Hola desde la sabana. Soy una elefanta africana sabia y anciana, la matriarca de mi manada. Mi hogar en la sabana africana huele a tierra cálida y a hierba dulce, y está lleno de los sonidos de los pájaros y el zumbido de los insectos. Soy el animal terrestre más grande del mundo. Mi familia está formada por mis hermanas, mis hijas y sus hijos. Todos seguimos a la hembra de más edad y experiencia, que soy yo. Recuerdo cuando era una cría, aprendiendo a usar mi trompa y manteniéndome siempre cerca del costado de mi madre para protegerme. Ella me enseñó todo lo que sé.

Tengo herramientas asombrosas que me ayudan a vivir. Mi trompa es la mejor multiherramienta que existe. ¡Tiene más de 40.000 músculos! Con ella puedo respirar, oler, beber galones de agua de un solo sorbo y coger con delicadeza una sola baya sin aplastarla. Mis enormes y flexibles orejas no solo sirven para oír los profundos murmullos de mi familia a kilómetros de distancia, sino que también actúan como abanicos gigantes. La sangre que circula por ellas se enfría y me ayuda a mantenerme fresca bajo el caluroso sol africano. Y mis colmillos no son solo para lucirlos; en realidad son dientes muy largos que utilizo para cavar en busca de agua, encontrar sabrosas raíces bajo tierra y proteger a mi familia de cualquier peligro.

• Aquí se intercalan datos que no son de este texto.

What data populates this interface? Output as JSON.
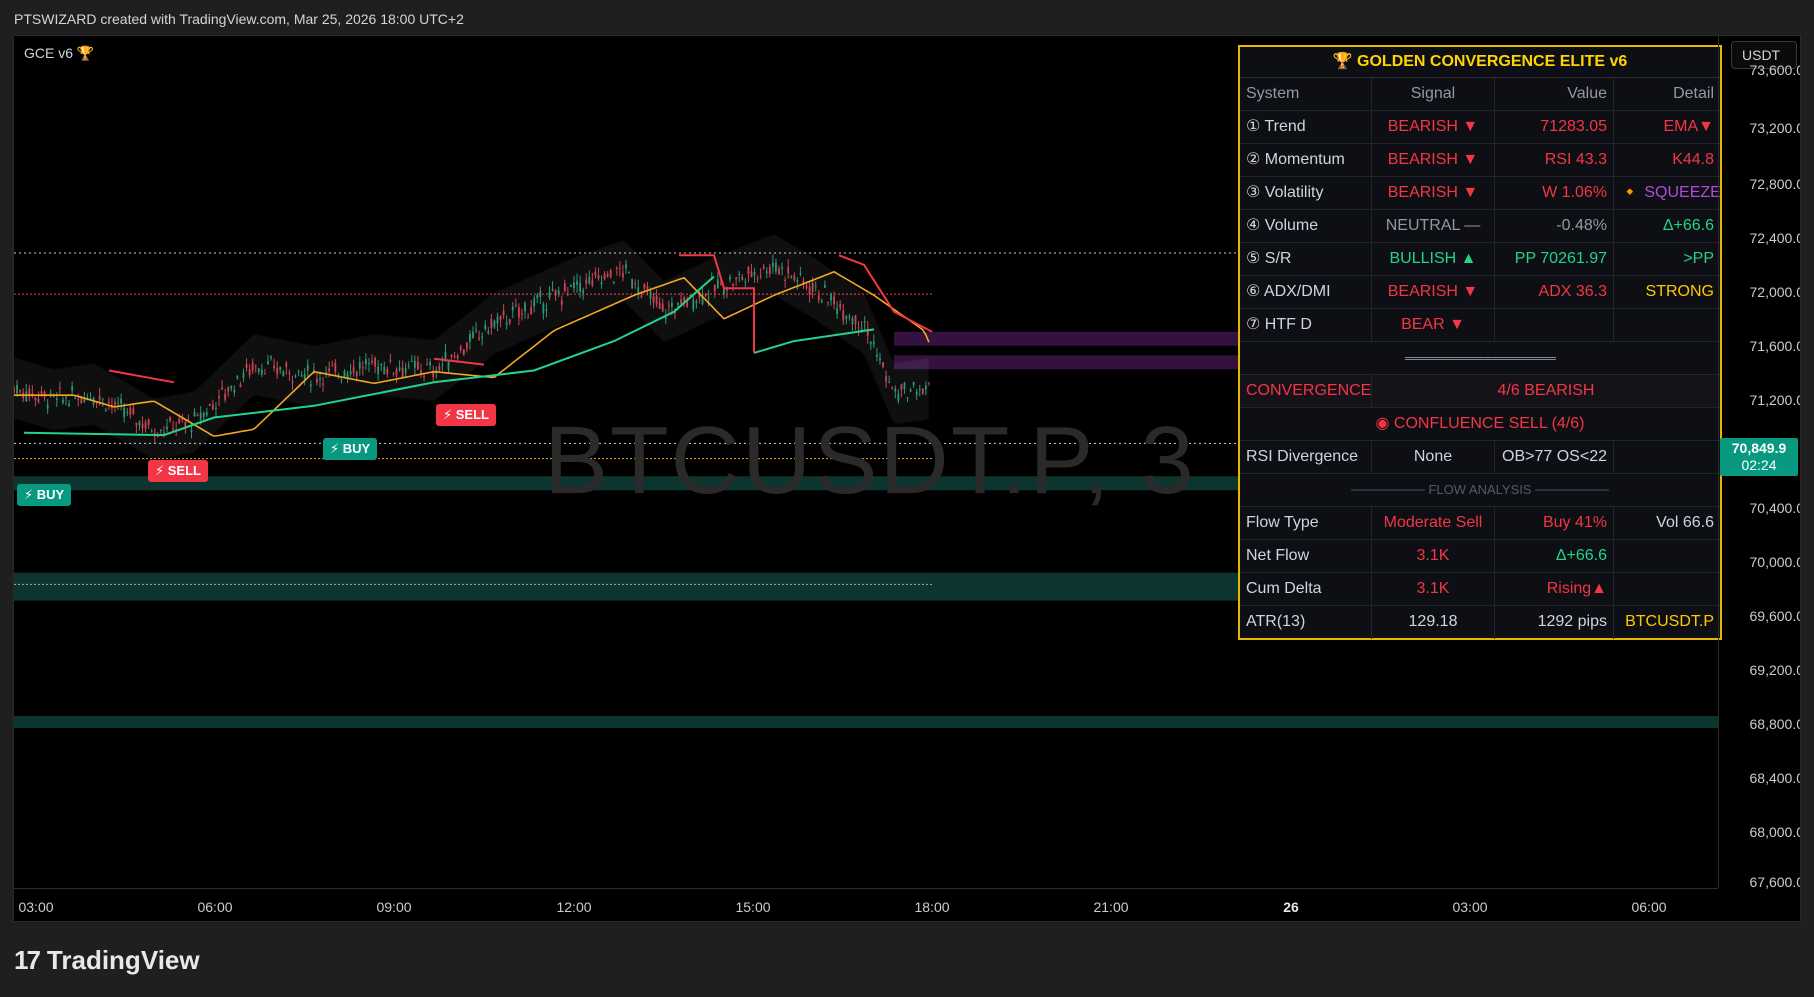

Mi manada y yo tenemos un trabajo muy importante: somos las 'jardineras de la sabana'. Cuando comemos frutas y viajamos largas distancias, esparcimos las semillas en nuestro estiércol. Esto ayuda a que crezcan nuevos árboles y arbustos por todas partes, manteniendo la sabana sana. También creamos senderos a través de la densa maleza que otros animales más pequeños pueden utilizar. Durante la estación seca, usamos nuestros colmillos y nuestras fuertes patas para cavar en busca de agua, creando pozos de los que todos los animales pueden beber. Mi larga memoria, transmitida de generación en generación desde que mis antepasados fueron descritos por primera vez en 1797, nos ayuda a recordar dónde encontrar estos lugares vitales, año tras año.

Pero mi vida no siempre ha sido pacífica. Durante muchos años, mi especie se enfrentó a un gran peligro. Los humanos nos cazaban por nuestros colmillos de marfil, y fue una época muy aterradora para nuestras familias. Nuestro número disminuyó cada vez más, y nos preocupaba nuestro futuro. Pero entonces, llegó un momento de esperanza. El 18 de enero de 1990, entró en vigor un acuerdo mundial llamado CITES. Este acuerdo ilegalizó el comercio de nuestro marfil. Fue una decisión muy importante que nos dio una oportunidad de luchar y demostró que la gente de todo el mundo quería protegernos.

Hoy en día, mi camino sigue adelante. Aunque todavía existen desafíos, como encontrar suficiente espacio para deambular, muchas personas maravillosas son ahora nuestras aliadas. Trabajan para proteger nuestros hogares y a nuestras familias. Soy una parte viva de la historia de África, una guardiana de recuerdos y una modeladora de la tierra. Mis pasos preparan el camino para el futuro. Al ayudar a que los elefantes prosperemos, los humanos ayudan a mantener toda la sabana sana y completa para las generaciones venideras.